1

When creating a DQN agents with TFAGENTS it's possible to specify a function to mask valid/invalid actions.

This is done by specifying the observation_and_action_constraint_splitter function.

Apparently it's not possible to do the same for a REINFORCE agent.

How can I mask valid/invalid actions when using REINFORCE agents?

MarcoM
  • 1,093
  • 9
  • 25

1 Answers1

1

Edit:

It seems there is an out of the box to do this by implementing a MaskSplitterNetwork:

Assuming the filter function is in the form of:

def filter_fun(observation):
    return observation['observation'], observation['legal_moves']

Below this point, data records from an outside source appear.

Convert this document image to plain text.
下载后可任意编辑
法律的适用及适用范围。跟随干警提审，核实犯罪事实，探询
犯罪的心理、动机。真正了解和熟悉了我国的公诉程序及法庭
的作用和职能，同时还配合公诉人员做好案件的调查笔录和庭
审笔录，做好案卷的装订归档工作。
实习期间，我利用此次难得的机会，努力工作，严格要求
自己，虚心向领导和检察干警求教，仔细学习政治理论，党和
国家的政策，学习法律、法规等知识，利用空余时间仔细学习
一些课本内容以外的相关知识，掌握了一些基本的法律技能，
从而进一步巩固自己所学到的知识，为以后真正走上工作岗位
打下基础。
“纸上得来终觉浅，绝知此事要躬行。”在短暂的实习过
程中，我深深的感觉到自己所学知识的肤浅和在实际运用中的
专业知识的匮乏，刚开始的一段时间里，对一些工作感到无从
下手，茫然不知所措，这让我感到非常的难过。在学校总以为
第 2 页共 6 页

Create the actor network (and if required, the value network) and wrap it unsing the MaskSplitterNetwork constructor:

masked_actor_network = mask_splitter_network.MaskSplitterNetwork(
    splitter_fn=filter_fun,
    wrapped_network=actor_distribution_network.ActorDistributionNetwork(
        train_env.observation_spec()['observation'],
        train_env.action_spec(),
        fc_layer_params=fc_layer_params
    ),
    passthrough_mask=True
)

And feed the masked actor network into the reinforce agent

agent = reinforce_agent.ReinforceAgent(
    train_env.time_step_spec(),
    train_env.action_spec(),
    actor_network=masked_actor_network,
    optimizer=optimizer,
    normalize_returns=True,
    train_step_counter=train_step_counter,
)
jcaliz
  • 3,891
  • 2
  • 9
  • 13